SysAid vulnerability exploited.
By Tim Nodar, CyberWire senior staff writer
Nov 13, 2023

A Cl0p ransomware operator is exploiting a recently patched path traversal vulnerability in SysAid servers.

SysAid vulnerability exploited.

Microsoft’s threat intelligence team has warned that Lace Tempest, the Cl0p ransomware actor that was behind the widespread attacks against the MOVEit file transfer software earlier this year, is now exploiting a recently disclosed path traversal vulnerability (CVE-2023-47246) affecting on-premise SysAid servers. SysAid issued a patch for the flaw on November 8th.

Malicious WAR archive used in exploitation.

SysAid says the threat actor exploited the vulnerability as a zero-day by “[uploading] a WAR archive containing a WebShell and other payloads into the webroot of the SysAid Tomcat web service.” Rapid7 notes, “Post-exploitation behavior included deployment of MeshAgent remote administration tooling and GraceWire malware.”

Highly skilled criminals.

Lace Tempest showed a high degree of skill in their exploitation of the SysAid vulnerability. Erich Kron, Security Awareness Advocate at KnowBe4, commented: 

“The skill level of many attackers appears to be on the rise as demonstrated by this latest zero-day exploit. While it is limited in scope, it could be a significant concern for organizations that use SysAid. Using PowerShell scripts is nothing unique, however it allows bad actors to execute things that are more easily camouflaged by traditional system activities, allowing for a much stealthier attack.

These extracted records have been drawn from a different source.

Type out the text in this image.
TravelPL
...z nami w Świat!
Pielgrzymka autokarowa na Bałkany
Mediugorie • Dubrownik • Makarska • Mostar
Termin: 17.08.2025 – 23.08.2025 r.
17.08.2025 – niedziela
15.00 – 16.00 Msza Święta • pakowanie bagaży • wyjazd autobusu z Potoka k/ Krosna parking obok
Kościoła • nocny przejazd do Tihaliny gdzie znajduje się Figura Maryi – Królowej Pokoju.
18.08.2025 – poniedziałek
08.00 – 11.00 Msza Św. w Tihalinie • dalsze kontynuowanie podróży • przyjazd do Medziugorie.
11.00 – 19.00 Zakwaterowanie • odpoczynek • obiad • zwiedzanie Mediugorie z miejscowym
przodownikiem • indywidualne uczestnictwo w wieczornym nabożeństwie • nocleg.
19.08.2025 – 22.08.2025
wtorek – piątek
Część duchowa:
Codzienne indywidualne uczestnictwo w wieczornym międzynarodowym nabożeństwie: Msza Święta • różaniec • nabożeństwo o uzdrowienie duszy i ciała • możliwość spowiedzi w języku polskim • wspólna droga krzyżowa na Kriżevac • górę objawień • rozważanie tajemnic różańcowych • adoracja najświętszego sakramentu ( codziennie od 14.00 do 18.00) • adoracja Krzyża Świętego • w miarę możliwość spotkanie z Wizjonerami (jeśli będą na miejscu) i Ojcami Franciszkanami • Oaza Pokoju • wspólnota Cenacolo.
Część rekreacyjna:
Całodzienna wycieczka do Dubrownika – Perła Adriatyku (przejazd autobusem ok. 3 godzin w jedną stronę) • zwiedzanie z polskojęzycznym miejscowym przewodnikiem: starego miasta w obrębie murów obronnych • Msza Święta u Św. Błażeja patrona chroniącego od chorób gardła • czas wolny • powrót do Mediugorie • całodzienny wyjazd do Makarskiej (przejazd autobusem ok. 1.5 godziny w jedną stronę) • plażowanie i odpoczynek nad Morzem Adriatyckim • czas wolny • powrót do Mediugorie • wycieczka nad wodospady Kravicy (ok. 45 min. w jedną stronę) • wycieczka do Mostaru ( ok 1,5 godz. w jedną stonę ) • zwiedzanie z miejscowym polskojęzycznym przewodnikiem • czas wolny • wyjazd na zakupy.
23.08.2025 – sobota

“With the patch being available at this time, organizations that use SysAid should immediately apply them, and perform some forensics work to ensure that the system was not compromised prior to patching.”

Steps to take against path traversal exploitation.

Paul Laudanski, Director of Security Research at Onapsis, noted:

“Organizations must ensure they are running web application firewalls that can be trained/configured to look out for path traversal, in addition to monitoring for activity or evidence of webshell execution and engagement. Internal logs should be capturing command line execution to create alerts on suspicious forks or code execution. Some of the alerting logic can be time-bound, i.e. when certain processes like Tomcat are executing or forking additional tasks in rapid succession that would generally be anomalous behavior – this should be an alert and have the SOC investigate. Organizations should understand their environment and fine-tune alerts regularly. 

“If SysAid’s Tomcat web service is launching subprocesses like Powershell scripts, ensure those are being captured and inspected for suspicious behavior, filtering out the activities that are not genuine or approved and investigate those that are not. Since these types of attacks are fairly common, it is important to have a good framework to monitor and detect these tactics, techniques, and procedures (TTPs). As a first line of defense, focus on general TTPs to understand and instrument defenses around them. 

“When a webshell is uploaded, it will generally execute in the context of the web server. If the web server is executing commands or binaries that are not normally done in your environment, send the trigger alert. This general approach for both web application firewall implementation and tuning, as well as internal application logs monitoring, detection, and fine-tuning, is an iterative process that targets the top of the pyramid of pain, TTPs, or patterns of ill intent.”